ROME (JTA) — Rita Levi Montalcini, the oldest living winner of the Nobel Prize, turned 100 years old.
A ceremony Wednesday at Rome’s Campidoglio City Hall culminated nearly a week of high-profile events marking her centenary, including meetings with Italy’s political and intellectual elite and a special scientific conference on brain research.
As part of the events, Italian authorities announced millions of dollars worth of funding for a program named in Levi Montalcini’s honor that will help young Italian scientists return from abroad to continue their research in Italian institutions.
"This cannot please me more," Levi-Montalcini said, "because my 100 years are linked to scientific research."

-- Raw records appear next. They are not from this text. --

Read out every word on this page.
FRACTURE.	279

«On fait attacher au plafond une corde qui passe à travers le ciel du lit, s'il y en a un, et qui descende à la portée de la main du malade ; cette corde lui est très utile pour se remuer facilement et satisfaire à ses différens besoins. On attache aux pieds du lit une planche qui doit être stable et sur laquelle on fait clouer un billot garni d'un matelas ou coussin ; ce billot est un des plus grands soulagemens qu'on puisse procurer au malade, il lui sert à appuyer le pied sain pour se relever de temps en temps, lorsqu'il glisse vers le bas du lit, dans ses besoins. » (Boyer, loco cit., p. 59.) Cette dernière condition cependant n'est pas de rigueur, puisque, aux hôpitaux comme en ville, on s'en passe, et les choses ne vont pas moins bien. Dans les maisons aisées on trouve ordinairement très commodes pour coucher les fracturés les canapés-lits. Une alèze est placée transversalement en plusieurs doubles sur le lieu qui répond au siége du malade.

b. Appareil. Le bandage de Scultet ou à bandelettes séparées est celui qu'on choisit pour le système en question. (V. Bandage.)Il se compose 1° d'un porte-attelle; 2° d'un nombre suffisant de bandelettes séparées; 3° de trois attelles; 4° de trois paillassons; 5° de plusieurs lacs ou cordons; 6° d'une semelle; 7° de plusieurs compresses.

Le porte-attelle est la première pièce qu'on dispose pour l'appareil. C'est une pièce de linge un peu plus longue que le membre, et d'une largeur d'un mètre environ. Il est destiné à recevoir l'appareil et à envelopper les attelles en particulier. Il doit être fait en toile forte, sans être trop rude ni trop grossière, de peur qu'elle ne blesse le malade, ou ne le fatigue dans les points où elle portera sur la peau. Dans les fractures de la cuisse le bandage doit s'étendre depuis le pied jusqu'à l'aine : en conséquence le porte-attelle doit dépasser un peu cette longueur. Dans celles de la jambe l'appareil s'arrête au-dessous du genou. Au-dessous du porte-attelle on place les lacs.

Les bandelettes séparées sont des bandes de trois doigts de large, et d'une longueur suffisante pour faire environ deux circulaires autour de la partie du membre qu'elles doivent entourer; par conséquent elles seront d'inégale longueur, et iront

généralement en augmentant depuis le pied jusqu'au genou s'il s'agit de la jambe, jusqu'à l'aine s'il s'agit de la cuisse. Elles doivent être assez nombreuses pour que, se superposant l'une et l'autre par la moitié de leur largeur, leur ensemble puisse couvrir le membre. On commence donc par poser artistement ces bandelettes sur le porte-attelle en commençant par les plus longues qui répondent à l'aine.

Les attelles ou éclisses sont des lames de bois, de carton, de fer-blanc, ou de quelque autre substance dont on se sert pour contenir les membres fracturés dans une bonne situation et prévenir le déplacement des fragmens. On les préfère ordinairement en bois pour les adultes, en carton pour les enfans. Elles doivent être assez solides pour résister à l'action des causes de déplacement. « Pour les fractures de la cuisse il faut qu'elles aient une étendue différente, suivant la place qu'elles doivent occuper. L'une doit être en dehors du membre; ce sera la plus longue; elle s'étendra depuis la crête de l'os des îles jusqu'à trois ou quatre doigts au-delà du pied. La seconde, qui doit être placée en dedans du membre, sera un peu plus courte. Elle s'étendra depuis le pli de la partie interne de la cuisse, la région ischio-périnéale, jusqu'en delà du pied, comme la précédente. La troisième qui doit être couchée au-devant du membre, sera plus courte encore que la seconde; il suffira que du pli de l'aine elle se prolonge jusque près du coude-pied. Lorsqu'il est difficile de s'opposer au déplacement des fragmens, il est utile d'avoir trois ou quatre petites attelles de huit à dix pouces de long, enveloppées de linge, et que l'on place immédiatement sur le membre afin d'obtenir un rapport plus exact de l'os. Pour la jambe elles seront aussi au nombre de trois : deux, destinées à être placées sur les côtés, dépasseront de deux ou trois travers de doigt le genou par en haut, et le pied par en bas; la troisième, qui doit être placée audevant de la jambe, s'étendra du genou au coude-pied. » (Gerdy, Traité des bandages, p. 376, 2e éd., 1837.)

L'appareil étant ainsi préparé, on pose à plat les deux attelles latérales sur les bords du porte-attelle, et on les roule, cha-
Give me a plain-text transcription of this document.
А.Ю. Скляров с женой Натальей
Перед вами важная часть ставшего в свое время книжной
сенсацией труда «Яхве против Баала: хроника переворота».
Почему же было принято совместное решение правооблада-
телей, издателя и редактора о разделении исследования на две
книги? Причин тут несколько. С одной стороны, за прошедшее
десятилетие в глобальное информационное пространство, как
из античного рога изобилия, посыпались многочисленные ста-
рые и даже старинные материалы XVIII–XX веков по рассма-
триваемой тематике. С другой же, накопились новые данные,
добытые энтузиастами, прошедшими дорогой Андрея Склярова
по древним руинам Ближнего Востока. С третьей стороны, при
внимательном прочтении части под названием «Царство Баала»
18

Levi-Montalcini, who never married, was born to a Jewish family in Turin in 1909. She was forced to leave the university because of the fascist anti-Semitic laws in the late 1930s, and her family hid during World War II. She continued to carry out research in a makeshift lab set up in her bedroom.
After the war Levi-Montalcini moved to the United States, where she lived for 30 years. In 1986 she shared the Nobel Prize for Medicine with Stanley Cohen. In 2001 she was named Senator for Life, one of Italy’s highest civic honors.
She still conducts neuro-scientific research and heads the Levi-Montalcini Foundation, which she established to help African women.